President Donald Trump is very close to making a decision on his nominee to be vice chairman of the Federal Reserve, said a White House official, speaking on condition of anonymity.
The official also said that Richard Clarida, a managing director at the Pacific Investment Management Co. seen as a contender for the pick, was not the president’s choice.
The No. 2 position has been vacant since Stanley Fischer retired in October. The nomination will be part of a wider leadership shake-up at the U.S. central bank after Trump picked Fed Gov. Jerome Powell to replace Janet Yellen when her term as chair ends early next month.
The Wall Street Journal reported last month that Clarida had been interviewed for the job. He declined to comment on the article.
Other names linked to the position at the time include former Fed Gov. Lawrence Lindsey, head of an economic advisory firm, and Mohamed El-Erian, a columnist for Bloomberg View and chief economic adviser at Allianz SE, Pimco’s parent company. Neither could be immediately reached for comment on Monday.
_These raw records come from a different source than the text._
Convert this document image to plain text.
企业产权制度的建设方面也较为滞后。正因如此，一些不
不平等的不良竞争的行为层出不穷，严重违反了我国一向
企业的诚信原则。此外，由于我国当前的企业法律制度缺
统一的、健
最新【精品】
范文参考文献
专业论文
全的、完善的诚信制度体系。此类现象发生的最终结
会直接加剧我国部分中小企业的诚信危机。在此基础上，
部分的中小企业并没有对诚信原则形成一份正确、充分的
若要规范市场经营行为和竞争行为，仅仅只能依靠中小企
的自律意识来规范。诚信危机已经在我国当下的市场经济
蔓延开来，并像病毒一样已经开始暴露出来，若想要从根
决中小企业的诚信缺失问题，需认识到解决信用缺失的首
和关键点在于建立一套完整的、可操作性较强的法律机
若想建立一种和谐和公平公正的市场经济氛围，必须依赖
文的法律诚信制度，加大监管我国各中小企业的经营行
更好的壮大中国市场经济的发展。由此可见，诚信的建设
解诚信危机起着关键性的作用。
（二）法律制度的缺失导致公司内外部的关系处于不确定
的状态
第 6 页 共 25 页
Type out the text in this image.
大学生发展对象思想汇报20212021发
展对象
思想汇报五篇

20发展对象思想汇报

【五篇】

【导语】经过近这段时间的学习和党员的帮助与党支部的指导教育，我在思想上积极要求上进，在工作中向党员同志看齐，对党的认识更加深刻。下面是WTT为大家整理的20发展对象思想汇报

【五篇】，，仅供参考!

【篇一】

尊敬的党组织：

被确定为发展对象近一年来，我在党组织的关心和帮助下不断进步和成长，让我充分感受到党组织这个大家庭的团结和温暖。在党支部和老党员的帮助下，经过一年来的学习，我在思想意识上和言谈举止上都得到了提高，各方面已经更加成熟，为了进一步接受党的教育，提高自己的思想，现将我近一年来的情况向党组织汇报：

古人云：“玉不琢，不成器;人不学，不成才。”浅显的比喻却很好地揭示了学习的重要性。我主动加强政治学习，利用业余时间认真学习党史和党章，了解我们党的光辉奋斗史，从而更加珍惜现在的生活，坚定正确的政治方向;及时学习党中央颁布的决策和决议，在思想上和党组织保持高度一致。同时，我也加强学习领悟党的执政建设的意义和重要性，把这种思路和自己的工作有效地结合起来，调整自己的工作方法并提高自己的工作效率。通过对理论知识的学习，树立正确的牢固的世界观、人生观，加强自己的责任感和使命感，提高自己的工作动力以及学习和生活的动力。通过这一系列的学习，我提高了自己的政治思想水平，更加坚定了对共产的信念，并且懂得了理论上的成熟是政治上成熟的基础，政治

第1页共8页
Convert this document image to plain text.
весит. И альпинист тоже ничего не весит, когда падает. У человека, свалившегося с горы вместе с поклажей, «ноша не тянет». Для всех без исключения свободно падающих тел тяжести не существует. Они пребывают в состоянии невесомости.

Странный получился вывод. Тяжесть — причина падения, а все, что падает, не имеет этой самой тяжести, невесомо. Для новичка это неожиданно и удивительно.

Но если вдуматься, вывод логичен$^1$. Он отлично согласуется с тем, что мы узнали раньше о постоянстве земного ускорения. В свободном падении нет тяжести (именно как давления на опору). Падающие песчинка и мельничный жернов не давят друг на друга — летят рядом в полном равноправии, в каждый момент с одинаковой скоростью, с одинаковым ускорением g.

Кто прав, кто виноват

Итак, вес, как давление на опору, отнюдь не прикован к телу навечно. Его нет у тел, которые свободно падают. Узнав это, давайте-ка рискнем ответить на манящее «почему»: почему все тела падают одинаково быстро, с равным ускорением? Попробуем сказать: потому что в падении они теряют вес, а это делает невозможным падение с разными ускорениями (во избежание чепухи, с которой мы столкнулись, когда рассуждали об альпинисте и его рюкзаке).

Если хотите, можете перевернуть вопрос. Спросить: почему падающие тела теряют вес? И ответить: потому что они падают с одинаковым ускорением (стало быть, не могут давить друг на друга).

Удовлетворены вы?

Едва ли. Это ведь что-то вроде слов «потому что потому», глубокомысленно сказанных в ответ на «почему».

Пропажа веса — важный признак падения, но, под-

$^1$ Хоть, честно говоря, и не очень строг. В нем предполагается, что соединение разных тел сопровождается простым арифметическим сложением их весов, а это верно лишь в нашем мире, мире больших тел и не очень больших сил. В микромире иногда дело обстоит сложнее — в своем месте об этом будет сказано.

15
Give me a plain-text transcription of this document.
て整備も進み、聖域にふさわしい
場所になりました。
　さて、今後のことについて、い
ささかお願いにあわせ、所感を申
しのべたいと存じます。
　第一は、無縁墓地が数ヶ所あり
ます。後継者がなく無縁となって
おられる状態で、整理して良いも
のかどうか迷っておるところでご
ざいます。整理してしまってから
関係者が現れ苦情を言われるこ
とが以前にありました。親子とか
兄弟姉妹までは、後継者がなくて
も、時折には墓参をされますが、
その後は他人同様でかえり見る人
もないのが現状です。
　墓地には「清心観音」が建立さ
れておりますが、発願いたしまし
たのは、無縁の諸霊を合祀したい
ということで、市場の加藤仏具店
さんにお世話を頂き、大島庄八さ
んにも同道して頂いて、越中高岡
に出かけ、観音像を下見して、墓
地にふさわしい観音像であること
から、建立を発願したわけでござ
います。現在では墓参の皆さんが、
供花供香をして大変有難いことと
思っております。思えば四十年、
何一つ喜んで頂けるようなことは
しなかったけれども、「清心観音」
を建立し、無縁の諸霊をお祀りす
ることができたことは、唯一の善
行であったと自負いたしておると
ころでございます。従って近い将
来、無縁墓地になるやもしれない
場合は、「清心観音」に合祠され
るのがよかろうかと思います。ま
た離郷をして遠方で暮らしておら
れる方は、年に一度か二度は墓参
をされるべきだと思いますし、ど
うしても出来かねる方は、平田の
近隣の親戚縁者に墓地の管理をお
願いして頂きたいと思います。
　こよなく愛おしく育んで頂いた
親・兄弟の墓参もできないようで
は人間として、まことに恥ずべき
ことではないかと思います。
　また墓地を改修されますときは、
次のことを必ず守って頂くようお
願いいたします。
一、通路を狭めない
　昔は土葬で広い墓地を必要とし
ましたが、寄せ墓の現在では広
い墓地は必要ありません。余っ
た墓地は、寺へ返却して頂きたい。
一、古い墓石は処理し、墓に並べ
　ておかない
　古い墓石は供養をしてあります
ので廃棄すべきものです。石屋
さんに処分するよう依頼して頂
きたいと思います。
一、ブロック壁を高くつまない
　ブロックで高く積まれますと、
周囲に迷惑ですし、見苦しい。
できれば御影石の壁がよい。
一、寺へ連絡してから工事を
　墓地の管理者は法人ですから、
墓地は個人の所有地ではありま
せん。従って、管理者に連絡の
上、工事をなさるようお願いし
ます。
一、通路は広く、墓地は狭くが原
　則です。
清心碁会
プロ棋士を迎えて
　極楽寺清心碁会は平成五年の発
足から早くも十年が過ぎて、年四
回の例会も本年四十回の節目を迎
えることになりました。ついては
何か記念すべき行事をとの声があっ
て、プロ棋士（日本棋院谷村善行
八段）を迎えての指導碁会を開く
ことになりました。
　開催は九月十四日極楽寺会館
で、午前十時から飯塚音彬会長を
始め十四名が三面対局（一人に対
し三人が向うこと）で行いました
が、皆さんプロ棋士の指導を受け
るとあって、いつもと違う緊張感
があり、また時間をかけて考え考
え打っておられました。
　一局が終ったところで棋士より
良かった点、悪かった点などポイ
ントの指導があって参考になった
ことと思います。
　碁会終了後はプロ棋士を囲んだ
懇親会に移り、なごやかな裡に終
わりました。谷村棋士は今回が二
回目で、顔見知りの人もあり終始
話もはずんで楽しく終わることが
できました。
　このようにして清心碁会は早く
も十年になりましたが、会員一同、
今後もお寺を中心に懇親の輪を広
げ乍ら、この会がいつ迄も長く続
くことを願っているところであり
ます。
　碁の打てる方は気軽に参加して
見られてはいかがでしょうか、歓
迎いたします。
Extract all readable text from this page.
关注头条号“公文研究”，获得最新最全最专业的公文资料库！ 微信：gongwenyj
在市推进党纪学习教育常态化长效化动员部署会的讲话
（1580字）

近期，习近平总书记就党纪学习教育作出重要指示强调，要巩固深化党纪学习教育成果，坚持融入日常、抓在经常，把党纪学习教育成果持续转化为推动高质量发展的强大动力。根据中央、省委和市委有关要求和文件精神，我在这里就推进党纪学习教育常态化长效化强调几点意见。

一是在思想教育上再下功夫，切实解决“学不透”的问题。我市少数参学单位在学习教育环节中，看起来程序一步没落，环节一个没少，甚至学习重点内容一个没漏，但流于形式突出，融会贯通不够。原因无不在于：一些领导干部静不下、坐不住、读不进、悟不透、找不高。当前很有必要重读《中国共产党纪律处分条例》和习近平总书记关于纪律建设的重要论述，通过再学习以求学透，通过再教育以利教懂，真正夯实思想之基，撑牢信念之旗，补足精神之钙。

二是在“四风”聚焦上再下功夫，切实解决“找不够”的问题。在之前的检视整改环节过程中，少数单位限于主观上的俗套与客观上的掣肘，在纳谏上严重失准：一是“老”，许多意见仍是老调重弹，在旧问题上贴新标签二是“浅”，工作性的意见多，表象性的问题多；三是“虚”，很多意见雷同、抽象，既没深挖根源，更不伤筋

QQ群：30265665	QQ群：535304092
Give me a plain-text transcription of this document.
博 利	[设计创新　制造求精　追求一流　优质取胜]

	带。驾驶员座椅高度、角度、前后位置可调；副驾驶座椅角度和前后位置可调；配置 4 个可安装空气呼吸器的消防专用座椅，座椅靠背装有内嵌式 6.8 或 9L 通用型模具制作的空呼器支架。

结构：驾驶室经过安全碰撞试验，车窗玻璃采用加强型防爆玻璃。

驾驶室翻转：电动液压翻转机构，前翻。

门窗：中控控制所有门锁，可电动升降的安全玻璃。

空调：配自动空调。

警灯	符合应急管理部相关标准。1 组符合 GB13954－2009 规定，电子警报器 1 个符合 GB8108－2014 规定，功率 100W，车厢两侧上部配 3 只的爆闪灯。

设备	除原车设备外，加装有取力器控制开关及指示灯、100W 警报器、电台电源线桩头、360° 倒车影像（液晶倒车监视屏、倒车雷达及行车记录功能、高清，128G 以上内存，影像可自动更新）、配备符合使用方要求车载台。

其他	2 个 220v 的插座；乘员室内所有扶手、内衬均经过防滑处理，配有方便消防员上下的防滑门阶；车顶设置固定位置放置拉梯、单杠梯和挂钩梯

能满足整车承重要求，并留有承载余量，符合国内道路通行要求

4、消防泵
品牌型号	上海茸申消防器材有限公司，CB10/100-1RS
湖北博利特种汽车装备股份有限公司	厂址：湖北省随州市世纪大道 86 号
The nomination, which is subject to Senate confirmation, gives Trump the opportunity to continue to put his stamp on the seven-seat Fed Board in Washington. He has already selected Randal Quarles, who served in President George W. Bush’s Treasury, as the Fed’s vice chairman of supervision, and has nominated Marvin Goodfriend, a well-known monetary economist, to be a Fed governor.
The Fed vice chairman plays a critical support role for the central bank’s leader, and often heads special projects at the request of the chair. Along with the president of the New York Fed, who acts as the central bank’s eyes and ears on Wall Street, the vice chairman typically forms a key voting block with the chairman on both policy and strategy.
The New York Fed is also looking for a new leader after its president, William Dudley, announced plans to step down in mid-2018.